Monday, September 24, 2012

"Shout Her Lovely Name" by Natalie Serber

I've recently begun teaching at an all-boys school after being at a coed school for five years. When I tell people about the change, they often suggest that I must be happy to be free of the "drama" that girls cause. Truthfully, I'm not sure what to make of that. On the one hand, I know there's certainly "drama" in female relationships and experiences (I used to have my students write narrative essays, and I always got a few about giant, overblown showdowns between friends or parents.), but at the same time, I didn't feel that bled too much into the classroom. The vast majority of teenage girls I worked with were pleasant, engaged, and friendly--with me and the other students.

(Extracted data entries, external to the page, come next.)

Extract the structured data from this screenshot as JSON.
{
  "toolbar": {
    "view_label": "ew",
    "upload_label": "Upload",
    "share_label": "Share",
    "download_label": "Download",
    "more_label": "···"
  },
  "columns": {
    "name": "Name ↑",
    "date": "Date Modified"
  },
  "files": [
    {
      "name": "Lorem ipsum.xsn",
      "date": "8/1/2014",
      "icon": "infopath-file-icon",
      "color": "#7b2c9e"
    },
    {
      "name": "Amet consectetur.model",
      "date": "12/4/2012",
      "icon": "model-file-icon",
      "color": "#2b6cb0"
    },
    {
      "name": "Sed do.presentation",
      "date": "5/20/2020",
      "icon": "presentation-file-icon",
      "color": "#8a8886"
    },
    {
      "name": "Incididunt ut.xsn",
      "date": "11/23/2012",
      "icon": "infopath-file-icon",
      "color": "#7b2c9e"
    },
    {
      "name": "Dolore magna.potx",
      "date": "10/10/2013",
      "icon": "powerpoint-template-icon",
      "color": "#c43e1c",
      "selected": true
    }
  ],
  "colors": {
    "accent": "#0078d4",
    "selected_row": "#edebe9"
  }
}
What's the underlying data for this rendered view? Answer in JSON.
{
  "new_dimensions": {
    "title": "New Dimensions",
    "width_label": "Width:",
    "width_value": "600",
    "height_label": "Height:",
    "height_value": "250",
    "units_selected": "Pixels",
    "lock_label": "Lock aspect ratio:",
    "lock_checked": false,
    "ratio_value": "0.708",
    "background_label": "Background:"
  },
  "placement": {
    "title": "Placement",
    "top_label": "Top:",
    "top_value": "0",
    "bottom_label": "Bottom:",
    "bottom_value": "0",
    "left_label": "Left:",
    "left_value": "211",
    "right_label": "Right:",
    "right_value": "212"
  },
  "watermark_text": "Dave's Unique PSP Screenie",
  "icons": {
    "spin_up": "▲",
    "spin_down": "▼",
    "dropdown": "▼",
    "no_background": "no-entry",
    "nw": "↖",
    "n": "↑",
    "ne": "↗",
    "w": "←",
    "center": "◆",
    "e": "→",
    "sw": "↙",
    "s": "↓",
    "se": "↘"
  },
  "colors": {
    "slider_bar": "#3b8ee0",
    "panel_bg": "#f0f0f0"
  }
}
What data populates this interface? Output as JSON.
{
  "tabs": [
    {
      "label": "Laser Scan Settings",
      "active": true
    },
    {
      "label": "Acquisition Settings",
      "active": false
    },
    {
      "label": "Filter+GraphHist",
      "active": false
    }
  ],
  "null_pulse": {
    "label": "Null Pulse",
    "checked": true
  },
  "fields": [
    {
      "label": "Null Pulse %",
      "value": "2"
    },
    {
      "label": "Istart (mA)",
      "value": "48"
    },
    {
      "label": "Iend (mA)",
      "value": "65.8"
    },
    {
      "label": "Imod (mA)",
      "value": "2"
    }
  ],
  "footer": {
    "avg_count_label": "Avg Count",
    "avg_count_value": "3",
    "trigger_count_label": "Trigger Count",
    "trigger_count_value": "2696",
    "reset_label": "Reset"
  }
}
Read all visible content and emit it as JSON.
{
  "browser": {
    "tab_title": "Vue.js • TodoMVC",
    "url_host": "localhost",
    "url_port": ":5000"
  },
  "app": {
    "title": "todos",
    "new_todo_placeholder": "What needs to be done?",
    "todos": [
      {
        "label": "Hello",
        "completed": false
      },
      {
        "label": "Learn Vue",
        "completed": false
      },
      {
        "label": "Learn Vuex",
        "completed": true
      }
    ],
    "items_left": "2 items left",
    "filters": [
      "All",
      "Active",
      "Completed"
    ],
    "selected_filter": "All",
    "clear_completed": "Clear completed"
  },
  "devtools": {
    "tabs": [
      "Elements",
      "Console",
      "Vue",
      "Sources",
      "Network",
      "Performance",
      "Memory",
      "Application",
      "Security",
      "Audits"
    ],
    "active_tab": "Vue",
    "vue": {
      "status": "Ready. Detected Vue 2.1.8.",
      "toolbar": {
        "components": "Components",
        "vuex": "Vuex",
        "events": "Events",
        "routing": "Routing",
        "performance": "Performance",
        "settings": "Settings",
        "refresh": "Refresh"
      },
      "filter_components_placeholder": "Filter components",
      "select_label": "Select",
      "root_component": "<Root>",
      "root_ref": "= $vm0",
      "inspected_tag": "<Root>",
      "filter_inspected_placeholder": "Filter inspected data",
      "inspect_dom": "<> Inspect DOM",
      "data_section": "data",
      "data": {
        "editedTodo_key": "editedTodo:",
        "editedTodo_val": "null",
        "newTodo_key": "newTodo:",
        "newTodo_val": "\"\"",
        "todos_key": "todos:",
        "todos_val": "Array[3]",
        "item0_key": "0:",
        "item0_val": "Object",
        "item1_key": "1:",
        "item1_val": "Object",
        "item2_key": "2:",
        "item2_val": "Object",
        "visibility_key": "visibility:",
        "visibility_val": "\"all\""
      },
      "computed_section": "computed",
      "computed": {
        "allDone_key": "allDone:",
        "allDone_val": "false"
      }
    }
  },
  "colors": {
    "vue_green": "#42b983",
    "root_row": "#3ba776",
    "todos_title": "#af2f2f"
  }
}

This introduction serves as a segue into my attitude toward Shout Her Lovely Name, a collection of short stories primarily about the relationships between mothers and teenage daughters. In every story, these relationships are tense and fraught. The daughters hate their mothers and refuse to engage in any manner; the mothers feel helpless and lost. Though, again, I know these types of difficult relationships are commonplace, I guess they just felt too utterly pessimistic for my experiences. Not only did I see plenty of female students with positive mother-daughter relationships as a teacher, but I myself had a happy and loving relationship with my mother as a teenager. It wasn't perfect, of course, but all in all we got along. Even my sister, who went through significantly more "drama" than me and thus had several fraught parent-child moments, still didn't hate my mom and scream terrible names at her.

There's nothing wrong with depicting these challenging relationships, but I almost feel that Serber is presenting them as an inevitability of women rather than the experiences of some. This theme so bothered me that I couldn't enjoy the book as much as I'd like to. After all, the pieces and characters are interesting, and I like that multiple stories follow Ruby and Nora (a mother-daughter pair, though the mother's the terror in these) over the years.

The book is quick, and I'd give Serber another go if she wrote about a different topic.